The International Association of Athletics Federations (IAAF) put forward new regulations which could require some female athletes to lower their testosterone level. However the introduction of these regulations is currently on ice while the courts decide on a legal challenge brought by the South African athlete Caster Semenya, a female 800 metre Olympic gold medallist. A ruling is expected within days.
Two academics argue that the IAAF regulations are based on the idea that testosterone levels are the prime indicator of biological sex and of how well an athlete will perform – something they say goes against medical and scientific evidence. The IAAF regulations stipulate that female athletes with circulating testosterone levels of 5nmol/L or higher, and whose bodies respond to such sex hormones, must lower their testosterone levels to compete in women’s track events from 400m to 1 mile.
Dr Sheree Bekker and Dr Cara Tannenbaum, writing in the BMJ, said there was no valid test for determining whether someone was insensitive to testosterone, and physical genital examinations required by the IAAF regulations were “an invasion of personal privacy”.
“Men usually have higher levels of testosterone in the blood than women, but not always, since hormone levels in the blood depend on a lot of different factors such as age, health conditions, other medications, menstrual cycle and stress,” said Bekker, an applied health scientist at the University of Bath.
“Based on these circumstances, there can be overlap between blood levels of testosterone in some men and women, and especially athletes,” she said, adding that many factors – including access to training and funding – all contribute to who becomes a winning athlete.
Bekker and Tannenbaum argued there were no clear lines in the sand about what a “male” or “female” level of testosterone was, pointing to one study in which 74 of 446 male athletes had testosterone levels below the “normal male” lower limit of 8.4 nmol/L while 32 of 234 female athletes had levels above the upper “normal female” limit of 2.7 nmol/L. Eleven female athletes had levels over 8 nmol/L.
“What we are seeing is the policing of women’s bodies, problematically framed as fairness or protecting other women,” said Bekker. “We don’t need to be protected from women just as men in sport aren’t protected from other men.”
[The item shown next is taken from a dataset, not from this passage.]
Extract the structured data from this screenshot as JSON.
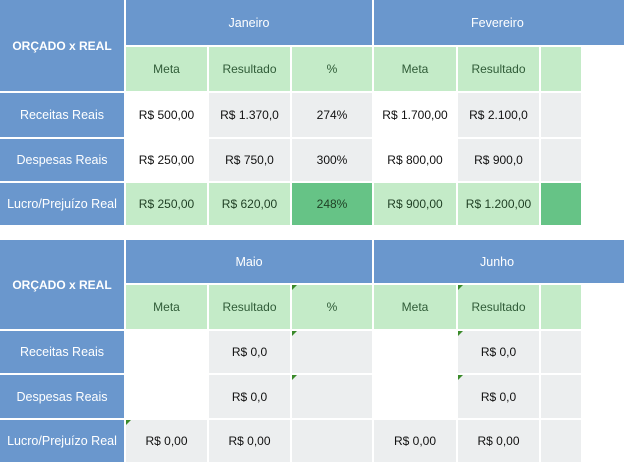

Bekker said focusing on natural levels of testosterone in women raised further issues. “This is about natural testosterone levels. Are we going to go to a point where we are banning people who are tall from playing basketball or swimmers with long arms? Those are also natural advantages,” she said.
While Semenya’s challenge and the article by Bekker and Cara Tannenbaum are focused on the matter of women with differences in sex development – such as intersex athletes – the proposed IAAF regulations also have implications for trans athletes.
Debate around trans athletes’ participation in women’s sport is a heated one: the athletes Kelly Holmes, Paula Radcliffe and Sharron Davies recently said they were going to write to the International Olympic Committee requesting more research into whether transgender athletes are at an advantage. Radcliffe previously said trans women being able to compete in women’s events made “a mockery of the definitions of male and female sports categories”.
In response to the article by Bekker and Tannenbaum, the IAAF said: “The 5 nmol/L limit used in the IAAF regulations is not ‘arbitrary’. Rather, it is based on a comprehensive survey of all reliable reported data, which established that female athletes with ovaries will usually have testosterone in the range 0.06 to 1.68 nmol/L, and will not get anywhere near 5 nmol/L; whereas athletes with the DSDs (differences in sexual development) covered by the IAAF regulations will have testosterone levels in the normal male range (7.7 to 29.4 nmol/L) or above.”